Thiruni Kelegama is a postdoctoral fellow in the Department of Geography at the University of Zurich, Switzerland. She is an anthropologist and a political geographer whose research focuses on post-war reconstruction, development, militarisation and nationalism in Sri Lanka.
Consolidating Control: Frontier Governance in Post-war Sri Lanka
This paper studies contentious forms of territorialisation and the spatial dynamics that have been part of state expansion processes into the northeastern Dry Zone frontier in postcolonial Sri Lanka. From early postcolonial attempts to civilise this frontier through high-modernist development projects, this region has continually been subject to long-standing state and military interventions driven by an objective to bring “development” to the peripheries, which continue to date.

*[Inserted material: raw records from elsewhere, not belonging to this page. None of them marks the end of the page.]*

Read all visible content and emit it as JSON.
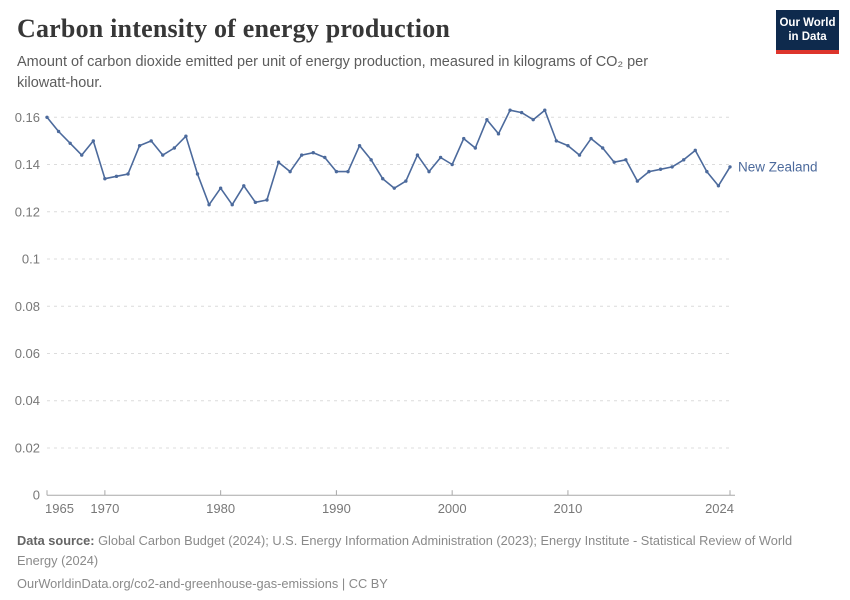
{
  "header": {
    "title": "Carbon intensity of energy production",
    "subtitle": "Amount of carbon dioxide emitted per unit of energy production, measured in kilograms of CO₂ per kilowatt-hour."
  },
  "logo": {
    "line1": "Our World",
    "line2": "in Data",
    "background_color": "#0e2a4d",
    "accent_color": "#dd352c"
  },
  "chart_data": {
    "type": "line",
    "title": "Carbon intensity of energy production",
    "xlabel": "",
    "ylabel": "kilograms of CO₂ per kilowatt-hour",
    "xlim": [
      1965,
      2024
    ],
    "ylim": [
      0,
      0.16
    ],
    "grid": "horizontal-dashed",
    "x_ticks": [
      1965,
      1970,
      1980,
      1990,
      2000,
      2010,
      2024
    ],
    "y_ticks": [
      0,
      0.02,
      0.04,
      0.06,
      0.08,
      0.1,
      0.12,
      0.14,
      0.16
    ],
    "y_tick_labels": [
      "0",
      "0.02",
      "0.04",
      "0.06",
      "0.08",
      "0.1",
      "0.12",
      "0.14",
      "0.16"
    ],
    "legend_position": "end-of-line",
    "series": [
      {
        "name": "New Zealand",
        "color": "#4c6a9c",
        "x": [
          1965,
          1966,
          1967,
          1968,
          1969,
          1970,
          1971,
          1972,
          1973,
          1974,
          1975,
          1976,
          1977,
          1978,
          1979,
          1980,
          1981,
          1982,
          1983,
          1984,
          1985,
          1986,
          1987,
          1988,
          1989,
          1990,
          1991,
          1992,
          1993,
          1994,
          1995,
          1996,
          1997,
          1998,
          1999,
          2000,
          2001,
          2002,
          2003,
          2004,
          2005,
          2006,
          2007,
          2008,
          2009,
          2010,
          2011,
          2012,
          2013,
          2014,
          2015,
          2016,
          2017,
          2018,
          2019,
          2020,
          2021,
          2022,
          2023,
          2024
        ],
        "values": [
          0.16,
          0.154,
          0.149,
          0.144,
          0.15,
          0.134,
          0.135,
          0.136,
          0.148,
          0.15,
          0.144,
          0.147,
          0.152,
          0.136,
          0.123,
          0.13,
          0.123,
          0.131,
          0.124,
          0.125,
          0.141,
          0.137,
          0.144,
          0.145,
          0.143,
          0.137,
          0.137,
          0.148,
          0.142,
          0.134,
          0.13,
          0.133,
          0.144,
          0.137,
          0.143,
          0.14,
          0.151,
          0.147,
          0.159,
          0.153,
          0.163,
          0.162,
          0.159,
          0.163,
          0.15,
          0.148,
          0.144,
          0.151,
          0.147,
          0.141,
          0.142,
          0.133,
          0.137,
          0.138,
          0.139,
          0.142,
          0.146,
          0.137,
          0.131,
          0.139
        ]
      }
    ]
  },
  "footer": {
    "source_label": "Data source:",
    "source_text": " Global Carbon Budget (2024); U.S. Energy Information Administration (2023); Energy Institute - Statistical Review of World Energy (2024)",
    "link": "OurWorldinData.org/co2-and-greenhouse-gas-emissions",
    "separator": " | ",
    "license": "CC BY"
  },
  "colors": {
    "line": "#4c6a9c",
    "gridline": "#dcdcdc",
    "axis": "#a8a8a8",
    "tick_label": "#787878",
    "title_text": "#373737",
    "subtitle_text": "#5c5c5c",
    "footer_text": "#8a8a8a"
  }
}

Through a discussion of such interventions and its post-war revival in 2009, I trace the manner in which the military assumed extra-ordinary powers and became critical to the carrying out of development projects and the militarised practices that enable this. Building on 11 months of ethnographic fieldwork, I argue the post-war state enabled the security-development nexus in a four-fold manner: by normalising the presence of the military, by ensuring the military is seen as charitable, by blurring the boundary between the military and the civilians and finally by portraying the work carried out by the military as transformative. The paper concludes by demonstrating how the military and militarised practices of exerting control are essential to the long-standing project of expanding and claiming of the frontier, and therefore critical to the postcolonial state territorialisation agenda.